Which evaluation dimension is MOST specific to fine-tuned models (as opposed to base models)?

A) Perplexity on a language modeling benchmark. B) General capability retention on benchmarks like MMLU. C) Token generation speed. D) Vocabulary coverage.

Answer: B General capability retention is uniquely important for fine-tuned models because catastrophic forgetting can degrade performance on tasks the model previously handled well. Base models do not have this concern since they have not been fine-tuned.

Question 24

In multi-task fine-tuning, what is the purpose of task weights $w_t$ in the loss $\mathcal{L} = \sum_t w_t \mathcal{L}_t$?

A) To ensure all tasks converge at the same rate. B) To balance contributions so rare or difficult tasks are not dominated by common or easy ones. C) To reduce the total training time. D) To prevent gradient overflow.

Answer: B Task weights balance the contribution of each task to the total loss. Without weighting, tasks with more data or easier optimization can dominate the gradient signal, causing the model to underperform on rare or difficult tasks.

Question 25

Which statement about the hybrid prompting-then-fine-tuning workflow is TRUE?

A) You should always skip the prompting phase and go directly to fine-tuning.
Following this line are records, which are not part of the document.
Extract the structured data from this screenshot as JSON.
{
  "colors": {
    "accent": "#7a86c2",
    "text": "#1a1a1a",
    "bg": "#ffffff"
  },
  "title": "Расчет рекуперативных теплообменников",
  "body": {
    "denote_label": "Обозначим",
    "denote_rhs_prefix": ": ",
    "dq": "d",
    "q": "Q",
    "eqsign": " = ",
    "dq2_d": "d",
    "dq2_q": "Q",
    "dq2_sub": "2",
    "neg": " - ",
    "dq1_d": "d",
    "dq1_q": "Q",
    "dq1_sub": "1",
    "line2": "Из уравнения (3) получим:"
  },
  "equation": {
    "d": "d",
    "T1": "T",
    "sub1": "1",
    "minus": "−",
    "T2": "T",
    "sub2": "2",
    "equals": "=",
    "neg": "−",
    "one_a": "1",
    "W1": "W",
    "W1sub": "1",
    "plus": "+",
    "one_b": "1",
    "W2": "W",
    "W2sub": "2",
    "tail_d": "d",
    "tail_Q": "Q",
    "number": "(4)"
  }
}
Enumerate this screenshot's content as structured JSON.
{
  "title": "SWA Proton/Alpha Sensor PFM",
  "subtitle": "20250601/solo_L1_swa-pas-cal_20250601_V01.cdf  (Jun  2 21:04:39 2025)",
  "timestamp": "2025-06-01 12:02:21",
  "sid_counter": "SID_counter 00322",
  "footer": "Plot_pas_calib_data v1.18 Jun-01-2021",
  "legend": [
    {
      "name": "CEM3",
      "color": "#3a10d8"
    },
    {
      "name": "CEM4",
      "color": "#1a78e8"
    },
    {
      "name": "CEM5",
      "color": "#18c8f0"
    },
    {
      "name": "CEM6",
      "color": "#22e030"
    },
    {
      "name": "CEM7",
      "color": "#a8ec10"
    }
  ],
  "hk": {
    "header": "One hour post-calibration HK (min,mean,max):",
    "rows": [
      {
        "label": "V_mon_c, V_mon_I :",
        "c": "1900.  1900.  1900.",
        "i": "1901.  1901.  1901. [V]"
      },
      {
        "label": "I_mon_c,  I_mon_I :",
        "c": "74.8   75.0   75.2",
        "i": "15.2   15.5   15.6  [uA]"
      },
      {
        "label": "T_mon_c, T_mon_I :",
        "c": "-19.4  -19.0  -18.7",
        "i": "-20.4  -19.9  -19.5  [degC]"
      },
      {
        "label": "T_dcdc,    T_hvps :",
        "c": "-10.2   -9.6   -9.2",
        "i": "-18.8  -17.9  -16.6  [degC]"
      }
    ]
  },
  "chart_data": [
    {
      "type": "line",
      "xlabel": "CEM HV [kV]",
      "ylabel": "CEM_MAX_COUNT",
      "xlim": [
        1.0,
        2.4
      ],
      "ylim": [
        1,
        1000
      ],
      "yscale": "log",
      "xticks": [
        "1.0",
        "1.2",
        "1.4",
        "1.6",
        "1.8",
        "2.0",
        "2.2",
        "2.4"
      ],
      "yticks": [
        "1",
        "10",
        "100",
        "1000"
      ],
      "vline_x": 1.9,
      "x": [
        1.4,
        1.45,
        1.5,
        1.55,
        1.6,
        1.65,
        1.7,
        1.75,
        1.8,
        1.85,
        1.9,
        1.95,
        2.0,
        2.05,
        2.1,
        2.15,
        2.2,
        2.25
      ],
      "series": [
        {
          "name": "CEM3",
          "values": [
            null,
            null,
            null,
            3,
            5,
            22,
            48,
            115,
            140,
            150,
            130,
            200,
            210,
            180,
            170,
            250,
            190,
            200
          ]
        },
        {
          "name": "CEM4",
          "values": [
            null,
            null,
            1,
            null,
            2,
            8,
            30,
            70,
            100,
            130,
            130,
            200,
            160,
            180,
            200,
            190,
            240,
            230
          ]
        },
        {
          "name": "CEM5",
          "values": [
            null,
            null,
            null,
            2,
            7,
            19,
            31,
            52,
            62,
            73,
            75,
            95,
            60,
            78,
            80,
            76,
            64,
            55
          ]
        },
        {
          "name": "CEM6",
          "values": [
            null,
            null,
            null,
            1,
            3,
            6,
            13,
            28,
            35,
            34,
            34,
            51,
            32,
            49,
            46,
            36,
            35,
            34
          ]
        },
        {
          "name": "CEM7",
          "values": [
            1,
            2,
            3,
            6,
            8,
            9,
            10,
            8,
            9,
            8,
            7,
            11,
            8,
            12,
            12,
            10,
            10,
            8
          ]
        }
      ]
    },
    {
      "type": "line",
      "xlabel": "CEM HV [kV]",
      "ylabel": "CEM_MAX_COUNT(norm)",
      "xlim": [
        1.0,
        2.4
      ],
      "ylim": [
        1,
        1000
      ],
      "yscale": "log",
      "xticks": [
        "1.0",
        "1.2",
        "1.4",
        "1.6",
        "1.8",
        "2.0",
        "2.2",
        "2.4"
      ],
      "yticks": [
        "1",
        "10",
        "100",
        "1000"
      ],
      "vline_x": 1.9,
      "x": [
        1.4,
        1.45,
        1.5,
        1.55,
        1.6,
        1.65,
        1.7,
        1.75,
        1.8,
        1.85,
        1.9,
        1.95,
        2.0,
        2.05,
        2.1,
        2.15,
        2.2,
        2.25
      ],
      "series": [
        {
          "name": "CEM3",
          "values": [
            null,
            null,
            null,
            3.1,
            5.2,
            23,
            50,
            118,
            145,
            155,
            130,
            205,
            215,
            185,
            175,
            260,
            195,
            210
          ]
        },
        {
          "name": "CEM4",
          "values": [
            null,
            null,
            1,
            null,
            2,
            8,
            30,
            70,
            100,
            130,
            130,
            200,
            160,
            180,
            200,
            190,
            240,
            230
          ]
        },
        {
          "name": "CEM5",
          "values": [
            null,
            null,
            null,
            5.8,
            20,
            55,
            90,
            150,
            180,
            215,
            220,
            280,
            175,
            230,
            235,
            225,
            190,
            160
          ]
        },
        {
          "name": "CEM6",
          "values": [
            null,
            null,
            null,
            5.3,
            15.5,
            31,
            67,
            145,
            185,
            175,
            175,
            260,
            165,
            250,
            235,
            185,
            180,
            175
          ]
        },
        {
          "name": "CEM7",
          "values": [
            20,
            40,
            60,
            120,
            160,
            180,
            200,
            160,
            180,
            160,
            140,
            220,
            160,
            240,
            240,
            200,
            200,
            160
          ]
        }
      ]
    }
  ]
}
B) Data collected from the prompting phase can be used to create the fine-tuning dataset. C) Once a model is fine-tuned, prompting techniques become useless. D) The prompting phase is only useful if you have no training data.

Answer: B The hybrid approach starts with prompting to validate feasibility, then collects data from the prompting system (inputs, outputs, and human corrections) to create a high-quality fine-tuning dataset. This is a practical, iterative workflow that leverages the strengths of both approaches.